Implementation:Microsoft Onnxruntime CPU LayerNormGrad
| Knowledge Sources | |
|---|---|
| Domains | Training, CPU_Kernels |
| Last Updated | 2026-02-10 04:00 GMT |
Overview
Concrete tool for computing layer normalization gradients on CPU in the ONNX Runtime training framework.
Description
This file implements three layer normalization gradient kernels: LayerNormGrad (standard), SimplifiedLayerNormalizationGrad (simplified, without bias), and InvertibleLayerNormGrad (which recovers X from Y, scale, and bias without needing the original input). All are registered under kMSDomain opset 1 for float and double types.

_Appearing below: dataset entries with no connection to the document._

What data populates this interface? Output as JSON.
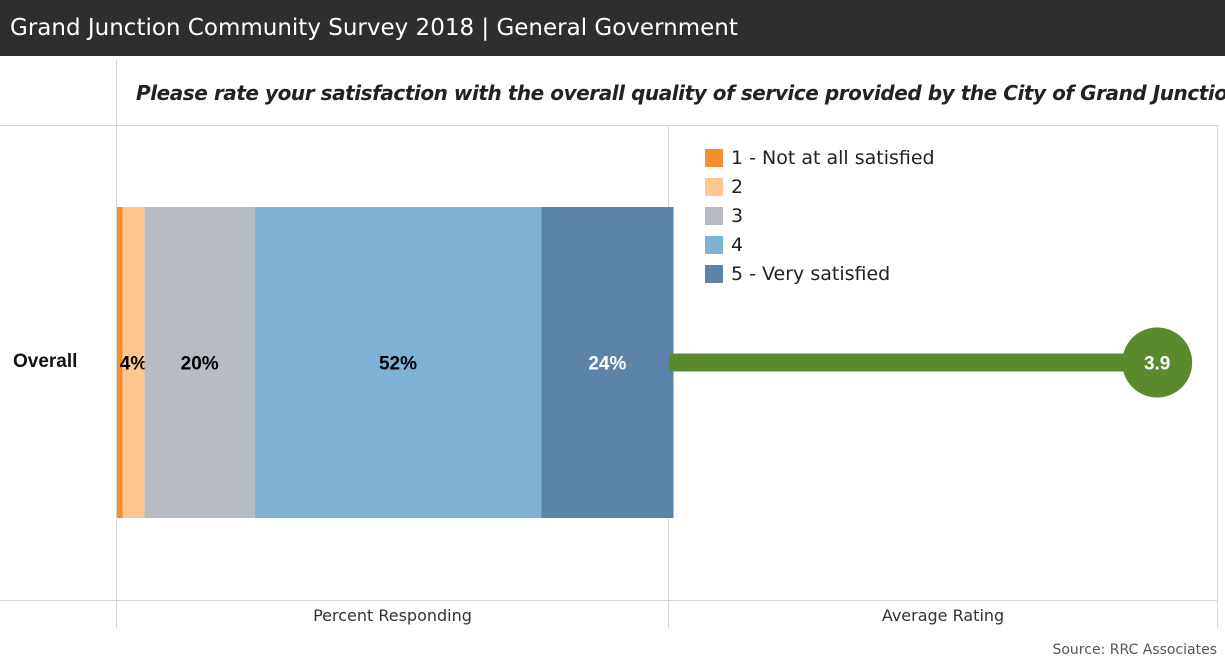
{
  "header": {
    "title": "Grand Junction Community Survey 2018 | General Government"
  },
  "question": "Please rate your satisfaction with the overall quality of service provided by the City of Grand Junction:",
  "row_label": "Overall",
  "axis_labels": {
    "percent": "Percent Responding",
    "average": "Average Rating"
  },
  "source": "Source: RRC Associates",
  "legend": [
    {
      "label": "1 - Not at all satisfied",
      "color": "#f28e2b"
    },
    {
      "label": "2",
      "color": "#ffc690"
    },
    {
      "label": "3",
      "color": "#b7bcc4"
    },
    {
      "label": "4",
      "color": "#7fb3d6"
    },
    {
      "label": "5 - Very satisfied",
      "color": "#5b84a8"
    }
  ],
  "chart_data": [
    {
      "type": "bar",
      "orientation": "horizontal-stacked",
      "categories": [
        "Overall"
      ],
      "xlabel": "Percent Responding",
      "xlim": [
        0,
        100
      ],
      "series": [
        {
          "name": "1 - Not at all satisfied",
          "values": [
            1
          ],
          "data_label": "",
          "color": "#f28e2b",
          "label_color": "#000000"
        },
        {
          "name": "2",
          "values": [
            4
          ],
          "data_label": "4%",
          "color": "#ffc690",
          "label_color": "#000000"
        },
        {
          "name": "3",
          "values": [
            20
          ],
          "data_label": "20%",
          "color": "#b7bcc4",
          "label_color": "#000000"
        },
        {
          "name": "4",
          "values": [
            52
          ],
          "data_label": "52%",
          "color": "#7fb3d6",
          "label_color": "#000000"
        },
        {
          "name": "5 - Very satisfied",
          "values": [
            24
          ],
          "data_label": "24%",
          "color": "#5b84a8",
          "label_color": "#ffffff"
        }
      ],
      "legend": "top-right",
      "grid": false
    },
    {
      "type": "lollipop",
      "categories": [
        "Overall"
      ],
      "xlabel": "Average Rating",
      "xlim": [
        1,
        4
      ],
      "values": [
        3.9
      ],
      "data_label": "3.9",
      "color": "#5b8a2e",
      "label_color": "#ffffff"
    }
  ]
}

The standard LayerNormGrad computes gradients using intermediate arrays A, B, and C: A = dY * (X - mean) * inv_std_var, B = dY * scale * inv_std_var, C = B * (X - mean) * inv_std_var. The input gradient is dX = B - mean(B) - (X - mean) * inv_std_var * mean(C). Scale gradient is d_scale = sum(A) and bias gradient is d_bias = sum(dY). The simplified variant omits the mean subtraction and bias gradient. The invertible variant recovers X from the forward output Y using (Y - bias) / scale.
Usage
These kernels are invoked during the backward pass of layer normalization operations. They are commonly used in transformer architectures for training.
Code Reference
Source Location
- Repository: Microsoft_Onnxruntime
- File: orttraining/orttraining/training_ops/cpu/nn/layer_norm.cc
- Lines: 1-199
Signature
template <typename T, bool simplified>
LayerNormGrad<T, simplified>::LayerNormGrad(const OpKernelInfo& op_kernel_info);
template <typename T, bool simplified>
Status LayerNormGrad<T, simplified>::Compute(OpKernelContext* op_kernel_context) const;
template <typename T>
InvertibleLayerNormGrad<T>::InvertibleLayerNormGrad(const OpKernelInfo& op_kernel_info);
template <typename T>
Status InvertibleLayerNormGrad<T>::Compute(OpKernelContext* op_kernel_context) const;
Import
#include "orttraining/orttraining/training_ops/cpu/nn/layer_norm.h"
I/O Contract
Inputs (LayerNormGrad)
| Name | Type | Required | Description |
|---|---|---|---|
| Y_grad | Tensor(T) | Yes | Upstream gradient [N, M] |
| X | Tensor(T) | Yes | Input tensor from forward [N, M] |
| scale | Tensor(T) | Yes | Scale parameter [M] |
| mean | Tensor(float) | Yes (std) / No (simplified) | Saved mean [N] |
| inv_std_var | Tensor(float) | Yes | Saved inverse standard deviation [N] |
Outputs (LayerNormGrad)
| Name | Type | Description |
|---|---|---|
| X_grad | Tensor(T) | Gradient w.r.t. input X |
| scale_grad | Tensor(T) | Gradient w.r.t. scale |
| bias_grad | Tensor(T) | Gradient w.r.t. bias (not produced in simplified mode) |
Inputs (InvertibleLayerNormGrad)
| Name | Type | Required | Description |
|---|---|---|---|
| Y_grad | Tensor(T) | Yes | Upstream gradient |
| Y | Tensor(T) | Yes | Output from forward pass |
| scale | Tensor(T) | Yes | Scale parameter |
| bias | Tensor(T) | Yes | Bias parameter |
| inv_std_var | Tensor(float) | Yes | Saved inverse standard deviation |
Outputs (InvertibleLayerNormGrad)
| Name | Type | Description |
|---|---|---|
| X_grad | Tensor(T) | Gradient w.r.t. input X |
| scale_grad | Tensor(T) | Gradient w.r.t. scale |
| bias_grad | Tensor(T) | Gradient w.r.t. bias |
Usage Examples
ONNX_OPERATOR_TYPED_KERNEL_EX(
LayerNormalizationGrad, kMSDomain, 1, float, kCpuExecutionProvider,
KernelDefBuilder()
.TypeConstraint("T", DataTypeImpl::GetTensorType<float>())
.TypeConstraint("U", DataTypeImpl::GetTensorType<float>())
.TypeConstraint("V", DataTypeImpl::GetTensorType<float>()),
LayerNormGrad<float, false>);